A Python tool for automated data collection and processing from the SurvStat@RKI platform, Germany's interactive infectious disease surveillance system.
This project automates the download and processing of disease surveillance data from the Robert Koch Institute (RKI). Using Selenium, it downloads data for specified diseases and years, organized by week and German administrative districts (Kreise). The data is then processed and harmonized using regional identification codes.
For a walkthrough of the pipleine in this rep, have a look at Extracting_survstat_data.ipynb, in src.
- Automated Data Collection: Downloads disease data from SurvStat@RKI for multiple diseases and years
- Data Processing: Merges yearly files into standardized datasets
- Geographic Harmonization: Translates district names to official regional codes (Kreiskennziffern)
- Flexible Configuration: Easy configuration through YAML files
- DataProcessingOrchestrator: A (large and generic) class for chaining data processing steps
- Clone the repository:
git clone https://github.com/stends2001/survstat_data.git
cd survstat_loader- Install dependencies:
pip install -r requirements.txt- Configure the project by editing
config.yamlif needed.
Run the main script to download and process current year data:
python src/update_survstatdata.pyfrom src.survstat_collecting.survstat_scraper import scrape_survstat_data
from src.survstat_collecting.casedata_processing import preprocess_survstat_data
# Update current datafiles for the current year
scrape_survstat_data(
disease_names={'campylobacter': 'Campylobacter'},
years='2025',
output_directory=directories_dict['dir_data_raw'],
downloads_directory=directories_dict['dir_downloads']
)
# Process the downloaded data
preprocess_survstat_data(
diseases=['Campylobacter'],
years='2025',
raw_data_dir=directories_dict['dir_data_raw'],
processed_data_dir=directories_dict['dir_data_preprocessed'],
how='update'
)To see the tool in action with sample data:
- Generate sample data (if you have real data):
python src/create_github_sample.py-
View the demo notebook:
- Open
src/Demo_measles_visualization.ipynbto see a visualization of national measles data - The sample data contains real national measles data aggregated from the SurvStat system
- Open
-
Sample data structure:
data/sample/measles_national.csv: National weekly measles cases- Contains:
timestamp,casescolumns - Safe to share on GitHub (national-level data only)
survstat_loader/
├── src/
│ ├── dataprocessor/ # Data processing modules
│ ├── survstat_collecting/ # Web scraping and data collection
│ ├── utils/ # Utility functions
│ ├── update_survstatdata.py # Main execution script
│ ├── preview_epicurve.py # Show weekly casenumbers of downloaded data
│ ├── create_github_sample.py # Create sample data for GitHub
│ └── Demo_measles_visualization.ipynb # Demo notebook
├── data/ # Data storage (not in git)
│ ├── raw/ # Raw downloaded files
│ ├── preprocessed/ # Processed datasets
│ ├── harmonization/ # Geographic mapping files
│ └── sample/ # Sample data for GitHub (committed)

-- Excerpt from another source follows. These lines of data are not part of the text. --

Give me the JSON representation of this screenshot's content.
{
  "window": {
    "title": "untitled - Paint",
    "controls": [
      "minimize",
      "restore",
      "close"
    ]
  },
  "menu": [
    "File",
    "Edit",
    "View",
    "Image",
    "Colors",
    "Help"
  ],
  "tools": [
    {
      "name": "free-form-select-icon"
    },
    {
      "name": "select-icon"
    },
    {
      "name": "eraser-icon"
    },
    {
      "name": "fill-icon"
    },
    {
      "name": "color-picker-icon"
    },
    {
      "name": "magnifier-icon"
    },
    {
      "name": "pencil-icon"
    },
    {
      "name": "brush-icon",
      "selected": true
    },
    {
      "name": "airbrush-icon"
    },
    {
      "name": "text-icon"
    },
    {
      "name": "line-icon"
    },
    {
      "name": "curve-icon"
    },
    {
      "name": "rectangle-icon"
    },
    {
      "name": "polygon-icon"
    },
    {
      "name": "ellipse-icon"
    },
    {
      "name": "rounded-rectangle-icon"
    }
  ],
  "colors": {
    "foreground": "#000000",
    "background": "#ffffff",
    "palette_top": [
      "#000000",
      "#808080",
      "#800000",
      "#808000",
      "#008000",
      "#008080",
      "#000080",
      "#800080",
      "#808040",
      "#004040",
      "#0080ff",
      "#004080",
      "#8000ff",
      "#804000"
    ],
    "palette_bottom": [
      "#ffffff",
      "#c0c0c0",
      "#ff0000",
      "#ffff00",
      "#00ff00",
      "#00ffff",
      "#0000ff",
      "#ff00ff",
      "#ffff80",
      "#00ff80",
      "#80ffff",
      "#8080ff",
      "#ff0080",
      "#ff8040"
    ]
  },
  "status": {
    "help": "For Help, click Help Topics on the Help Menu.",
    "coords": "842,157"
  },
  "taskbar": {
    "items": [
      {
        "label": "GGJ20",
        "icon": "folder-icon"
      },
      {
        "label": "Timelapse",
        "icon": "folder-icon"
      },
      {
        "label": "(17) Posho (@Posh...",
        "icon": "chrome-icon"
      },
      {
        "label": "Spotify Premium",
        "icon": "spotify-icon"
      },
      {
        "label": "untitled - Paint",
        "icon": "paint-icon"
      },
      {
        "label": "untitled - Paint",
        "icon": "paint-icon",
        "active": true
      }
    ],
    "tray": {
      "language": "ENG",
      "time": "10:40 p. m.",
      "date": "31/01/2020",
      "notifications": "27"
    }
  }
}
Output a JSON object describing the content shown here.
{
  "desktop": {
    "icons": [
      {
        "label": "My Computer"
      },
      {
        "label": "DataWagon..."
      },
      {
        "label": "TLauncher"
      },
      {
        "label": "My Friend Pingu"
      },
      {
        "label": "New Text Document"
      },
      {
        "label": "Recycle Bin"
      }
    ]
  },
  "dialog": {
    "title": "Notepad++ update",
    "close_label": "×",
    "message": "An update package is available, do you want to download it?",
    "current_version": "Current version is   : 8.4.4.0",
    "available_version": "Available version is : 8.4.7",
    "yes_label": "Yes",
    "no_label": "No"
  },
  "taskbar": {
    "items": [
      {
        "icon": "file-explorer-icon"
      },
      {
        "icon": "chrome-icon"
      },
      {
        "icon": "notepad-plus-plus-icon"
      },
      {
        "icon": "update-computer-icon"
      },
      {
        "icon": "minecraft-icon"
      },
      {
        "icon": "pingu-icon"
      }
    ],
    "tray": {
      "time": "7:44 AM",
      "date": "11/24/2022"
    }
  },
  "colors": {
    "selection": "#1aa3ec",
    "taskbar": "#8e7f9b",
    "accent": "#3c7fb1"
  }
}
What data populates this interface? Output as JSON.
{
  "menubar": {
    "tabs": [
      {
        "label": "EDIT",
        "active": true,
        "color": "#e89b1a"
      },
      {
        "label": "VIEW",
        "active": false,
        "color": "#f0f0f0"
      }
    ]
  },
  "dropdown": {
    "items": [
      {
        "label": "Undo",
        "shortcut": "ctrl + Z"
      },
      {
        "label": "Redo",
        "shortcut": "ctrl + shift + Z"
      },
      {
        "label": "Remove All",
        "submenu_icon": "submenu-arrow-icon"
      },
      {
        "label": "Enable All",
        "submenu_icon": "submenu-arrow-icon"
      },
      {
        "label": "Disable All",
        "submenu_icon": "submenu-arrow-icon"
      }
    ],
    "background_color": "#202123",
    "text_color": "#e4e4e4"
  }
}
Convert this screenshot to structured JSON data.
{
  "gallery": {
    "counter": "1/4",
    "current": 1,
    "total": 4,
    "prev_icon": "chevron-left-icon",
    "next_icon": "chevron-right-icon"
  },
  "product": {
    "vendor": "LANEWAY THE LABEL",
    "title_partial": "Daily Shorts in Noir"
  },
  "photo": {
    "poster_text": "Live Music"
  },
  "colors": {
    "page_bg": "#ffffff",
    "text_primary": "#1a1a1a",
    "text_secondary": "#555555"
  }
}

├── config.yaml # Configuration file
└── requirements.txt # Python dependencies
- Real data: Stored in
data/directories and excluded from Git - Sample data: Only national-level aggregated data is shared
- Regional data: Contains district-level information and is kept private
- Full datasets: Multiple diseases and years are excluded from repository
Edit config.yaml to customize:
- Data directory paths
- Download locations
- Processing options
This project is licensed under the MIT License - see the LICENSE file for details.